Latest Record Project, Volume 1

Van Morrison / CD / 2021

LATEST RECORD PROJECT VOLUME 1

 去年は『ノー・モア・ロックダウン』だの『自由になるため生まれたんだ』だの『表に出たら(通りには人っ子ひとりいなかった)』だのと、新型コロナウィルスによる不自由な生活に対する鬱憤をそのまま歌にしたような配信シングルをぽつぽつとリリースして苦笑を誘ったヴァン・モリソン先生だったけれど、そんな大御所の新譜はなんとCD二枚組で全二十八曲という過去最大の大作になった。
 いやー、なんなんですかね、このボリュームは。うちにこもっていたらたくさん曲ができちゃいましたってことなんだろうけれど、それにしても過剰。しかも『ボリューム1』とかいって、つづきが出ることをあらかじめ宣言していたりするし。{よわい}七十六にして、どんだけ創作意欲にあふれてんだか。いやはや、恐れ入りました。
 まぁ、内容ははいつも通りのブルーアイドソウルの金太郎飴状態で、新たなる代表曲と呼べるほどの曲はないけれど、でもいつもの歌声といつもの音をこれだけのボリュームで届けられて文句をいうファンはいないでしょう?
 ――と思ったんだけれど、やはり世界は広いらしく、英米のメディアでは賛否両論あるそうだ。

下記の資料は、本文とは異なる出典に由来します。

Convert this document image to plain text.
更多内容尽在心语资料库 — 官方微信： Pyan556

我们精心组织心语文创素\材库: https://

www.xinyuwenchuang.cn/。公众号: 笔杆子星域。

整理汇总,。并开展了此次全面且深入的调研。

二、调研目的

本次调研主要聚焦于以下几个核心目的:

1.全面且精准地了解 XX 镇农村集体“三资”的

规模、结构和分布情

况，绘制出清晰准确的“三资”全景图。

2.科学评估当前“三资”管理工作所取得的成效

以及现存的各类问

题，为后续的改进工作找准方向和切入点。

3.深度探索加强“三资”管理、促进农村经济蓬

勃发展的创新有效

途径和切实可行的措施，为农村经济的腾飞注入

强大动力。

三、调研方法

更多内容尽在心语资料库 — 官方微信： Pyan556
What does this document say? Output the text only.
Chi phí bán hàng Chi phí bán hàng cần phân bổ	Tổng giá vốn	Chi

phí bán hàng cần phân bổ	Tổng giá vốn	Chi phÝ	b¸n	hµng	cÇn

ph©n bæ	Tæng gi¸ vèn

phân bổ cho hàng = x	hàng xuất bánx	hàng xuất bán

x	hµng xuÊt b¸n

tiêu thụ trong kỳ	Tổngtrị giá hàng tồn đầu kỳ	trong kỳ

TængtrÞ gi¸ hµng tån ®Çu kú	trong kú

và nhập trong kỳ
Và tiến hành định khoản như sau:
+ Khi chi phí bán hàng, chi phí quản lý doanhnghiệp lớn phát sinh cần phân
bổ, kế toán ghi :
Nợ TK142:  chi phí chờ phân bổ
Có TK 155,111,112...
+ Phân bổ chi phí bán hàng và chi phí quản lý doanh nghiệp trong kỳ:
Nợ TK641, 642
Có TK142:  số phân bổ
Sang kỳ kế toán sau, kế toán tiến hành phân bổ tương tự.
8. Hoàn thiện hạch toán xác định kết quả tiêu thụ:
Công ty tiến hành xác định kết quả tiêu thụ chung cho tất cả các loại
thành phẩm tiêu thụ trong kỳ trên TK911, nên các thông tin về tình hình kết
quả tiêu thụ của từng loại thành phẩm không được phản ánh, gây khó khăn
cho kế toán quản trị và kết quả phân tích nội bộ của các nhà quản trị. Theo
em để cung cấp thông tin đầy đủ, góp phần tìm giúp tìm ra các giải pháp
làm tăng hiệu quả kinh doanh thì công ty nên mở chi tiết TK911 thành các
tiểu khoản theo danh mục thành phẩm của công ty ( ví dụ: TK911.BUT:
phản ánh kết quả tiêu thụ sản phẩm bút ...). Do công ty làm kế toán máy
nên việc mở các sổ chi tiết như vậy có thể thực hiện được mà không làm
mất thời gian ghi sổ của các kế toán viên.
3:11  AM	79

やはりコロナ禍に対する老人の愚痴っぽい歌詞が多いのか――『フェイスブックでなにしてるの?』みたいな曲もある――、はたまた過剰なボリュームにへきえきした人が多いのか。その辺の事情はよくわからない。
 ひどいメディアだと星一つとかつけているところもあるらしいけれど、いやいや、絶対にそんな低評価に値する出来じゃないでしょう? できるもんならば、新曲を二十八曲もこのポテンシャルで用意してみなさいよって話だ。それだけでもう尊敬に値する。これにケチをつける人はきっと初めからヴァン・モリソンのファンじゃないんだろう。
 僕は日本のミュージシャンが「ライヴができない」って嘆いているのを見るたびに、だったら一年くらいスタジオにこもってアルバム作りゃあいいじゃんって思ってきたので、それを過剰な熱意でもって実践してくれたこのアルバムはまさにわが意を得たりでした。
 先生、第二弾も楽しみにしてます。――って、本当に出るのかな。